Metrics are incredibly cheap to keep around for the value you get from a good operational dashboard, despite what Datadog/Amazon/Grafana Cloud tells you. It's just the most egregiously overpriced data you can buy since 20 cent text messages.

A good start is to set up VictoriaMetrics with some collectors and set retention to 14 days.

when storage is full, and you don't know about that, you can't release anything to enable the logs in first place.
You can poll storage periodically though, you don't need to keep a constant metrics stream of where it's at. Also you can set up each machine to alert when it's own storage fills up.

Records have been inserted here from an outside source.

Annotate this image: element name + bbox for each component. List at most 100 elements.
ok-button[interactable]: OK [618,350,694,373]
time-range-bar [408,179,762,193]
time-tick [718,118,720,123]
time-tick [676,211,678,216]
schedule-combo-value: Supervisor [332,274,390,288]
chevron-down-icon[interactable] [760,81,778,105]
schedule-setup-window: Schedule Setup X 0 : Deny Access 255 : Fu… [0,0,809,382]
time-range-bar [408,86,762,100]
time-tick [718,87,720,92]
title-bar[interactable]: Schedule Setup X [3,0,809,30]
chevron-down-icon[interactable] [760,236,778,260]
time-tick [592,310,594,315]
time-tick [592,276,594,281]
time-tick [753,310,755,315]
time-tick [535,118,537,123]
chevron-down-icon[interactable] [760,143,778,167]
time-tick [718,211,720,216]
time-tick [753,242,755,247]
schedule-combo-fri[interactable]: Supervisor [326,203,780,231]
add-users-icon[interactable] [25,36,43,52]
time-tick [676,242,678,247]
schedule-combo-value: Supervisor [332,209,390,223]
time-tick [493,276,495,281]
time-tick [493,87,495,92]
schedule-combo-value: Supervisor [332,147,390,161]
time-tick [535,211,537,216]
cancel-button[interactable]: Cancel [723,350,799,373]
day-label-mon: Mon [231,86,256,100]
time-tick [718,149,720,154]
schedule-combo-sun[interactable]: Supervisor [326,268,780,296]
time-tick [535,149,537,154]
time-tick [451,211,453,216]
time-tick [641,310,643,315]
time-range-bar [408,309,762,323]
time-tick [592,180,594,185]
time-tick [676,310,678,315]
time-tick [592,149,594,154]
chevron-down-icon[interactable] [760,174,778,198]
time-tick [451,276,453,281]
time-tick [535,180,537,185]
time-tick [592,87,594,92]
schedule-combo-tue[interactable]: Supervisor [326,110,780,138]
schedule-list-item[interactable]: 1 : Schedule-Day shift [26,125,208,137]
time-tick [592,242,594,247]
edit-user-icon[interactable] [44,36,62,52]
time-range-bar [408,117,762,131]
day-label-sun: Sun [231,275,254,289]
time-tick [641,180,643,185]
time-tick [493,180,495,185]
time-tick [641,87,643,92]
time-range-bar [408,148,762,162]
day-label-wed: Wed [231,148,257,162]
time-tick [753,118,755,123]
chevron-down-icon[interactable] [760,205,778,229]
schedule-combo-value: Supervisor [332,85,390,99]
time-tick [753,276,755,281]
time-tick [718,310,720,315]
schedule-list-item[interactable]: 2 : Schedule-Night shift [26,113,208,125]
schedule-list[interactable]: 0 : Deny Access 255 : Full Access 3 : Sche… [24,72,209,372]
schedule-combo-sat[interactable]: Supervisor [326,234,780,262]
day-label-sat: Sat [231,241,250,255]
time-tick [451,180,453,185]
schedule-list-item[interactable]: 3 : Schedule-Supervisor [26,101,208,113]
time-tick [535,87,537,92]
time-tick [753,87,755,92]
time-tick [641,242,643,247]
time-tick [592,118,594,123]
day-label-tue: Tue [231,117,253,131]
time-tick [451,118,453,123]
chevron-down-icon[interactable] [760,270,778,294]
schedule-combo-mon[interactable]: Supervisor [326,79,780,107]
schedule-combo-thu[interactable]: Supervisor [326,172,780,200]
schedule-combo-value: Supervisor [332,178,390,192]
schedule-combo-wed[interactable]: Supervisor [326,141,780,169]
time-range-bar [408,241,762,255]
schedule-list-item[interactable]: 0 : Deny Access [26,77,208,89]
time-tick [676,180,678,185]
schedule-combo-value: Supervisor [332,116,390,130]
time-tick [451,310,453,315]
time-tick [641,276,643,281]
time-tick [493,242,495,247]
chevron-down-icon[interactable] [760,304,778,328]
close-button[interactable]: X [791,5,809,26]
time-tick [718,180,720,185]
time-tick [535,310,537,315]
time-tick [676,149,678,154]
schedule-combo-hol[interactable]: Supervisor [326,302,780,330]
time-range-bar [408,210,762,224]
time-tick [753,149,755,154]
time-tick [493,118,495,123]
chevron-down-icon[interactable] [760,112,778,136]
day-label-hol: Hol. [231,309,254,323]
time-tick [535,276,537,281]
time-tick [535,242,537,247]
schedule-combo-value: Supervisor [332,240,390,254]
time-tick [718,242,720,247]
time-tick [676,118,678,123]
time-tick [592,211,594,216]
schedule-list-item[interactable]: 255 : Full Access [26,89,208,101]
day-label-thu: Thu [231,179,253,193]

Also, as your storage hits 97%+, you'll probably start seeing effects in your business metrics, and then you can look into it.

I think that you are confusing real-time metrics, streamed with very high precision (below 1s) and metrics that are simply polled every N time (most use-cases).

real-time, high precision metrics aren't necessary. when you say that you don't need metrics and then say that you can poll metrics periodically, you are contradicting yourself.

I'm not contradicting myself. I'm saying you just poll for storage, you don't store the results. My entire thesis is that those metrics aren't worth storing.
crossing fingers that the process that is polling the storage doesn't crash in the future, so you won't be left in the dark, as there is no metric stored, so you will never know when things will go down the drain.
> You can poll storage periodically though, you don't need to keep a constant metrics stream of where it's at. Also you can set up each machine to alert when it's own storage fills up.

Unless you want to be able to have trends over time, either for capacity planning (needing to order more storage in case of bare metal, or planning costs ahead) or to correlate with other things (storage consumption is growing twice as fast since deployment X, did we change something there?).

You don't need to have 1s granularity metrics on storage consumption, but having none is just stupid levels of fake "optimisation" that will cost you more in the long run.